What You Should Know
Ear stapling is a method where a staple is inserted into the inner cartilage of the ear and left in place for several weeks as a way to eliminate the appetite. Proponents of ear stapling believe that the inner cartilage is connected to the appetite and hunger, and stapling it will suppress these urges, normalizing appetite and preventing people from eating more food. It is loosely based on the ancient Chinese practice of Acupuncture. Some practitioners offer this practice, but it appears this trend is dying as it originally gained national attention in 2006.
Sometimes dieters will go to extreme methods to lose weight, and ear stapling may be one method that may be considered. There are certain risks to consider, including the risk of infection and the reputability of the practitioner offering the service, and these services are not necessarily cheap either. Expect to pay between $35 to $100 per staple, which many cost as much as $200 per month to maintain.
A regular staple is inserted into the inner cartilage of each ear, which is kept in that position for several weeks.
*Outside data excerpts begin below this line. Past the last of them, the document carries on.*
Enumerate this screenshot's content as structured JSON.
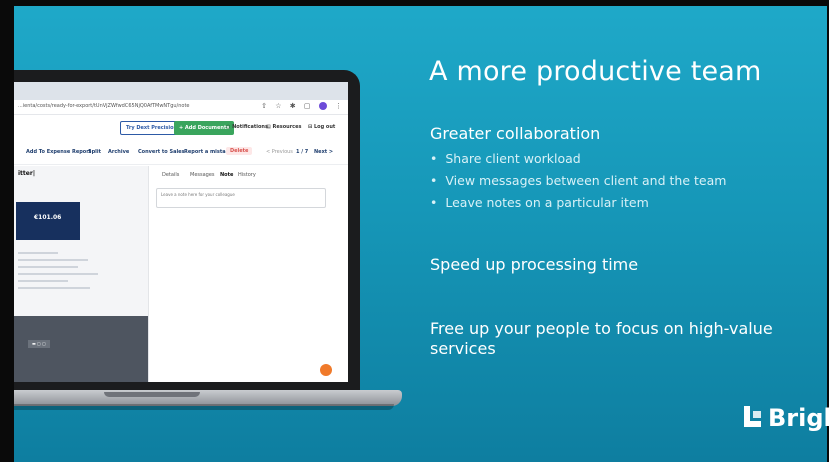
{
  "slide": {
    "headline": "A more productive team",
    "sections": [
      {
        "title": "Greater collaboration",
        "bullets": [
          "Share client workload",
          "View messages between client and the team",
          "Leave notes on a particular item"
        ]
      },
      {
        "title": "Speed up processing time"
      },
      {
        "title": "Free up your people to focus on high-value services"
      }
    ],
    "logo_text": "Bright"
  },
  "app": {
    "url": "...ienta/costs/ready-for-export/tUnVjZWfwdC65NjQ0AfTMwNTgu/note",
    "top_buttons": {
      "try_precision": "Try Dext Precision",
      "add_documents": "+ Add Documents",
      "notifications": "Notifications",
      "resources": "Resources",
      "logout": "Log out"
    },
    "actions": {
      "add_expense": "Add To Expense Report",
      "split": "Split",
      "archive": "Archive",
      "convert_sales": "Convert to Sales",
      "report_mistake": "Report a mistake",
      "delete": "Delete",
      "previous": "< Previous",
      "page": "1 / 7",
      "next": "Next >"
    },
    "doc": {
      "title": "itter|",
      "amount": "€101.06"
    },
    "note_tabs": {
      "details": "Details",
      "messages": "Messages",
      "note": "Note",
      "history": "History"
    },
    "note_placeholder": "Leave a note here for your colleague"
  },
  "colors": {
    "slide_bg": "#1697b8",
    "add_documents_green": "#3aa55d",
    "primary_blue": "#2d5aa6",
    "delete_red": "#d9534f",
    "chat_orange": "#f07a2a"
  }
}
Ear stapling is a controversial method of suppressing the appetite, and ear stapling practitioners believe that the part of the ear that is stapled, the inner cartilage, is connected to the hunger and appetite signals in the brain. Stapling this key area is believed to control hunger. There are some studies that have shown acupuncture (which is loosely the basis of ear stapling) may help suppress the appetite, but there have been no conclusive studies that show ear stapling may have the same effect.
Furthermore, there is substantial evidence that ear stapling may pose a health risk. Nearly 20% of ear stapling patients experienced infection at the stapling site, and some of the infections were severe, even untreatable due to the location. Treating infection in the inner cartilage of the ear is difficult to treat and could lead to severe side effects. This may increase depending on the cleanliness of the stapling site, the experience of the practitioner doing the procedure, and other circumstances.
Without conclusive evidence available about the success of ear stapling, this may be a less reliable form of weight control.
- Is based on acupuncture, a practice which is shown to promote appetite suppression.
- Does not require additional dieting or exercise.
- There are no studies that demonstrate any dietary benefits as a result of ear stapling.
- 20% of patients experienced infection after completing the procedure.
- May be more expensive compared to other dieting methods.
Ear stapling is a controversial method due to the lack of evidence supporting its claims, and the increased rate of infection is another issue that should be taken into consideration. Dieters may want to look into methods with more thermogenic effects, but ear stapling may be a convenient method for those who do not want to diet or exercise. There is no guarantee if it will work, however.